A segunda quinzena de abril é, habitualmente, o período de maior incidência e necessidade de organização do sistema de saúde para este enfrentamento no campo da assistência à saúde. Neste período, ainda que a prevenção continue sendo válida e necessária, o mais importante é organizar a rede de assistência à saúde para evitarmos agravos e mortes. Campinas e os municípios da região, têm enorme experiência nesta organização e cuidado tanto em suas redes de atenção básica como na rede de urgência e emergência bem como em hospitais.
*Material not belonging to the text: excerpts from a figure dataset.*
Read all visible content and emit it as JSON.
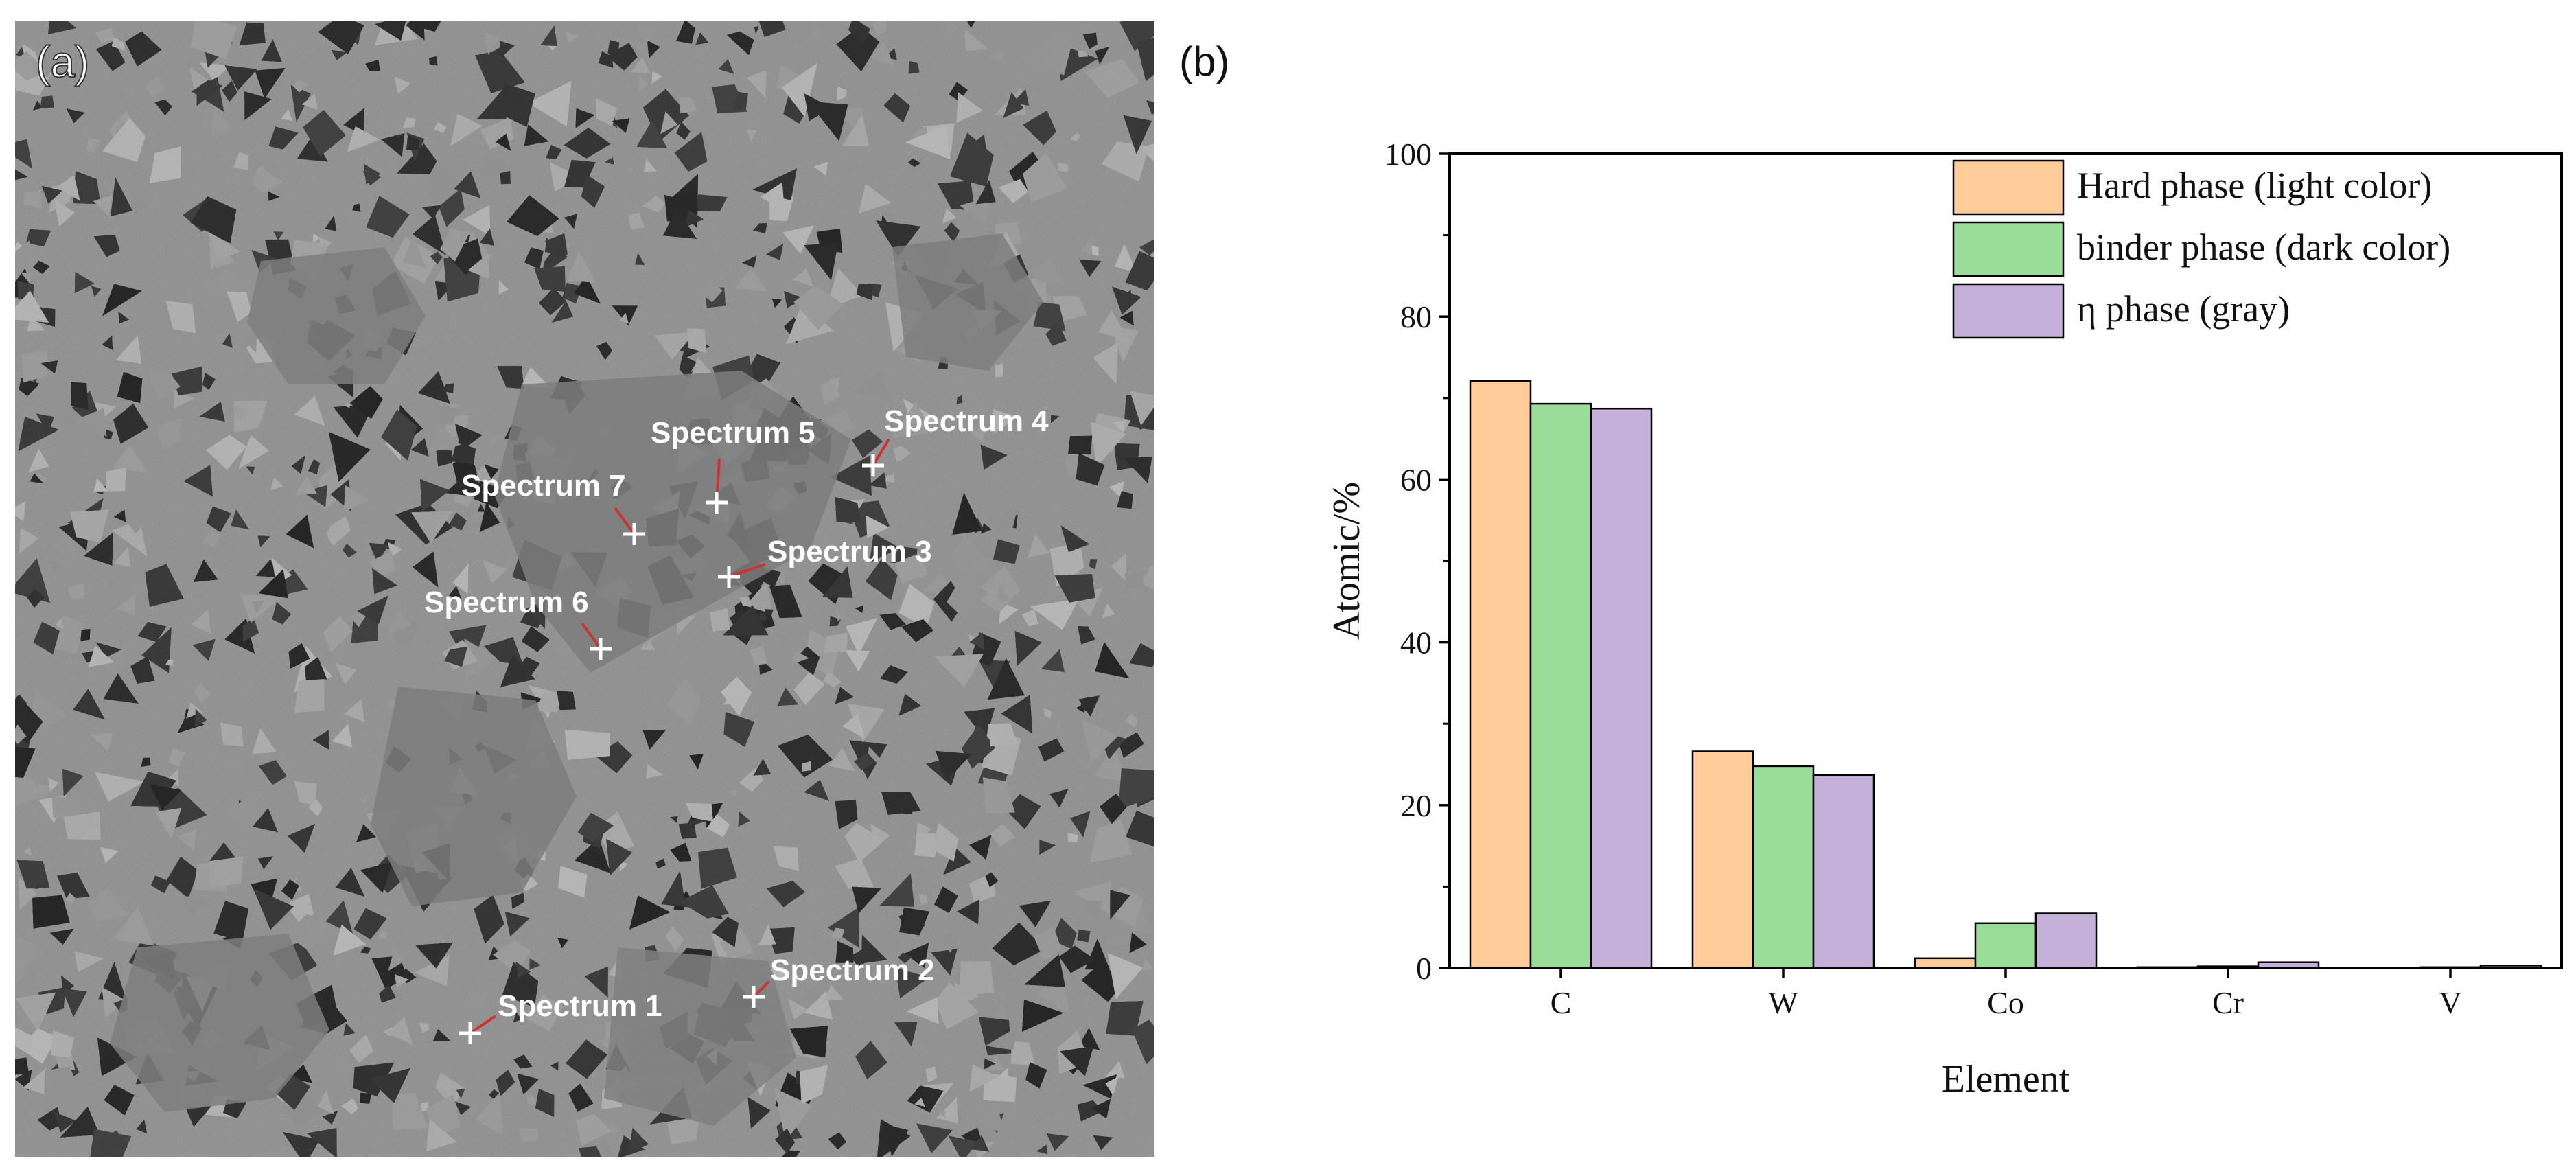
{
  "panel_a": {
    "label": "(a)",
    "spectra": [
      {
        "label": "Spectrum 1"
      },
      {
        "label": "Spectrum 2"
      },
      {
        "label": "Spectrum 3"
      },
      {
        "label": "Spectrum 4"
      },
      {
        "label": "Spectrum 5"
      },
      {
        "label": "Spectrum 6"
      },
      {
        "label": "Spectrum 7"
      }
    ]
  },
  "panel_b": {
    "label": "(b)"
  },
  "chart_data": {
    "type": "bar",
    "categories": [
      "C",
      "W",
      "Co",
      "Cr",
      "V"
    ],
    "series": [
      {
        "name": "Hard phase (light color)",
        "color": "#ffcc99",
        "values": [
          72.1,
          26.6,
          1.2,
          0.1,
          0.0
        ]
      },
      {
        "name": "binder phase (dark color)",
        "color": "#99dd99",
        "values": [
          69.3,
          24.8,
          5.5,
          0.2,
          0.1
        ]
      },
      {
        "name": "η phase (gray)",
        "color": "#c4b0d8",
        "values": [
          68.7,
          23.7,
          6.7,
          0.7,
          0.3
        ]
      }
    ],
    "xlabel": "Element",
    "ylabel": "Atomic/%",
    "ylim": [
      0,
      100
    ],
    "yticks": [
      0,
      20,
      40,
      60,
      80,
      100
    ],
    "legend_position": "top-right",
    "grid": false
  }
}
Felizmente, ao contrário da Covid-19, os pacientes portadores de dengue pouco necessitam de hospitais. Apenas os casos de doença hemorrágica ou que apresentem choque hipovolêmico ou cardiogênico em sua evolução, é que necessitarão de cuidados hospitalares e, eventualmente, intensivos. Grande parte do enfrentamento é feito na rede de atenção básica. A pandemia polarizou tanto a saúde pública que estamos nos esquecendo de outras ações fundamentais.
Tenho acompanhado e compartilho as preocupações de muitos colegas sobre os grandes riscos de recrudescimento ou reaparecimento de doenças imunopreveníveis com vacinas ou com ações epidemiológicas constantes e consequentes. A prevenção da dengue é multi-institucional e deve ser continua. Só conseguiremos controlar a transmissão das arboviroses com o trabalho e o cuidado de todos e um aperfeiçoamento de nosso modelo de vida urbana e da relação do homem com a sua cidade.
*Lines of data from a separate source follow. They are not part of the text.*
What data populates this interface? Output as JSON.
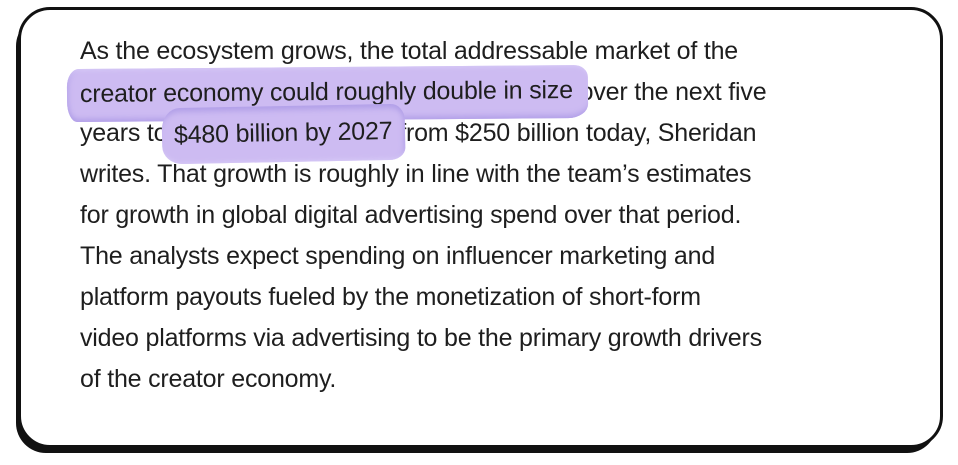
{
  "page": {
    "background": "#ffffff"
  },
  "card": {
    "background": "#ffffff",
    "border_color": "#111111",
    "text_color": "#1e1e1e",
    "highlight_fill": "#cdbbf2",
    "highlight_edge_dark": "#b2a0e8",
    "highlight_edge_light": "#d9cdf7",
    "paragraph_lines": [
      {
        "segments": [
          {
            "t": "As the ecosystem grows, the total addressable market of the"
          }
        ]
      },
      {
        "segments": [
          {
            "t": "creator economy could roughly double in size",
            "hl": "h1"
          },
          {
            "t": " over the next five"
          }
        ]
      },
      {
        "segments": [
          {
            "t": "years to "
          },
          {
            "t": "$480 billion by 2027",
            "hl": "h2"
          },
          {
            "t": " from $250 billion today, Sheridan"
          }
        ]
      },
      {
        "segments": [
          {
            "t": "writes. That growth is roughly in line with the team’s estimates"
          }
        ]
      },
      {
        "segments": [
          {
            "t": "for growth in global digital advertising spend over that period."
          }
        ]
      },
      {
        "segments": [
          {
            "t": "The analysts expect spending on influencer marketing and"
          }
        ]
      },
      {
        "segments": [
          {
            "t": "platform payouts fueled by the monetization of short-form"
          }
        ]
      },
      {
        "segments": [
          {
            "t": "video platforms via advertising to be the primary growth drivers"
          }
        ]
      },
      {
        "segments": [
          {
            "t": "of the creator economy."
          }
        ]
      }
    ],
    "highlight_names": {
      "h1": "highlight-creator-economy-double",
      "h2": "highlight-480-billion-2027"
    }
  }
}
Importante é que todos cuidem de seus espaços. Limpem as caixas d’água e as calhas, recolham todos os potenciais criadouros de suas casas, não joguem lixo ou entulho na rua ou em terrenos baldios, orientam seus amigos, vizinhos e familiares sobre estes cuidados. Existem listas de ações de controle disponíveis nos sites das secretarias de saúde, Conass, Conasems, redes de rádio, TVs, jornais, etc. com as orientações, simples e factíveis.
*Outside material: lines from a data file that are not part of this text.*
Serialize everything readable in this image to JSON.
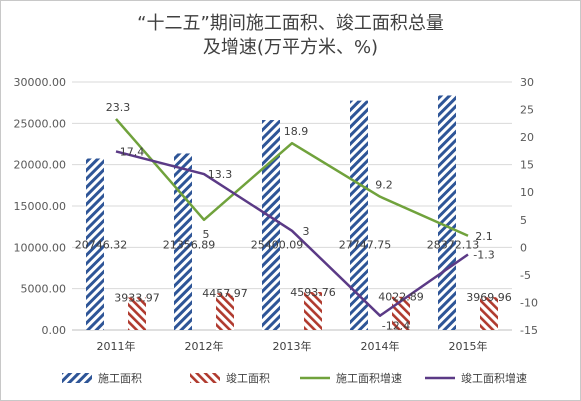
{
  "chart_data": {
    "type": "bar",
    "title_line1": "“十二五”期间施工面积、竣工面积总量",
    "title_line2": "及增速(万平方米、%)",
    "categories": [
      "2011年",
      "2012年",
      "2013年",
      "2014年",
      "2015年"
    ],
    "y_left_ticks": [
      "0.00",
      "5000.00",
      "10000.00",
      "15000.00",
      "20000.00",
      "25000.00",
      "30000.00"
    ],
    "y_right_ticks": [
      "-15",
      "-10",
      "-5",
      "0",
      "5",
      "10",
      "15",
      "20",
      "25",
      "30"
    ],
    "ylim_left": [
      0,
      30000
    ],
    "ylim_right": [
      -15,
      30
    ],
    "grid": true,
    "legend_position": "bottom",
    "series": [
      {
        "name": "施工面积",
        "kind": "bar",
        "axis": "left",
        "color": "#2e5597",
        "values": [
          20746.32,
          21356.89,
          25400.09,
          27747.75,
          28372.13
        ],
        "labels": [
          "20746.32",
          "21356.89",
          "25400.09",
          "27747.75",
          "28372.13"
        ]
      },
      {
        "name": "竣工面积",
        "kind": "bar",
        "axis": "left",
        "color": "#b03a2e",
        "values": [
          3933.97,
          4457.97,
          4593.76,
          4022.89,
          3969.96
        ],
        "labels": [
          "3933.97",
          "4457.97",
          "4593.76",
          "4022.89",
          "3969.96"
        ]
      },
      {
        "name": "施工面积增速",
        "kind": "line",
        "axis": "right",
        "color": "#70a23c",
        "values": [
          23.3,
          5,
          18.9,
          9.2,
          2.1
        ],
        "labels": [
          "23.3",
          "5",
          "18.9",
          "9.2",
          "2.1"
        ]
      },
      {
        "name": "竣工面积增速",
        "kind": "line",
        "axis": "right",
        "color": "#5b3a86",
        "values": [
          17.4,
          13.3,
          3,
          -12.4,
          -1.3
        ],
        "labels": [
          "17.4",
          "13.3",
          "3",
          "-12.4",
          "-1.3"
        ]
      }
    ]
  }
}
Enfim, é de nossa responsabilidade ajudarmos nesta prevenção. Apesar do momento muito duro que estamos vivendo, com pandemia, guerra, etc. a vida segue e devemos faze-la sempre a mais segura possível. Vamos cuidar de nosso microambiente e com isto reduzir o risco de novas epidemias de arboviroses.
Carmino Antonio De Souza é professor titular da Unicamp. Foi secretário de saúde do estado de São Paulo na década de 1990 (1993-1994) e da cidade de Campinas entre 2013 e 2020.